Institutions of Higher Education Rank High in the FBI's Study of Active Shooter Incidents
February 23, 2015
By: John Gaal
At the end of 2014, the FBI issued its Study of Active Shooter Incidents in the United States between 2000-2013 (“Study”). This first of its kind study found 160 active shooter incidents in the United States during this time period. An active shooter incident, for purposes of the study, is defined as “one or more individuals actively engaged in killing or attempting to kill people in a populated area.” There were 1,043 casualties (killed and wounded, but not counting the shooters) in these 160 incidents. The Study broke down the location of these events into 11 categories, including schools (pre-k through 12) and institutions of higher education. 24.4% of these incidents occurred in an educational setting, with 16.9% (27 incidents) occurring in a pre-k to 12th grade settling (the second highest of all 11 categories) and 7.5% (12 incidents) occurring at an institution of higher education (the fifth highest of the 11 categories). In the 12 incidents at higher education institutions:
- 60 deaths resulted and 60 individuals were wounded;
- ages of involved shooters ranged from 18 to 62, with the shooters consisting of 5 former students, 4 current students, 2 employees, and 1 patient visiting a medical center;
- 2 of the shooters were female and 10 were male;
- 5 of the 12 incidents occurred on a Friday, with 2 each on Thursdays and Mondays; and
- 4 of the shooters committed suicide at the scene, while 2 were killed by police at the scene.
The institutions involved covered the gamut, including Appalachian School of Law, Case Western Reserve University, Virginia Tech, Louisiana Technical College, Northern Illinois University, Hampton University, University of Alabama, The Ohio State University, University of Pittsburgh Medical Center, Oikos University, New River Community College and Santa Monica College.
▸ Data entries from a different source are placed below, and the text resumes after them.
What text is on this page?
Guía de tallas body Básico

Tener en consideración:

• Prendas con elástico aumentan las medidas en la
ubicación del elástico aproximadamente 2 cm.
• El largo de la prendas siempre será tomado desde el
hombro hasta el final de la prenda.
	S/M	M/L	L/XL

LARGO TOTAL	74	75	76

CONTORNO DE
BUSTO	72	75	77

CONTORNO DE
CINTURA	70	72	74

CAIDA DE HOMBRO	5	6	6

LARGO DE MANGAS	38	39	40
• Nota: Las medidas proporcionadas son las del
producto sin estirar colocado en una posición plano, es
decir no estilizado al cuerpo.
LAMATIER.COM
Unfortunately, these statistics highlight the importance of institutions taking steps to address this threat, including:
- developing and testing, as required by the Clery Act’s emergency notification provisions, an effective communication system so that students and staff can be alerted to an active situation;
- developing and communicating protocols, in compliance with the Clery Act and in accordance with emergency management best practices, to be followed in the event of an incident, including protocols developed in conjunction with local law enforcement for a coordinated response;
- training appropriate personnel on identification of risk factors and appropriate responses, and developing an appropriate threat assessment process to identify and evaluate persons of potential risk within the institutional community.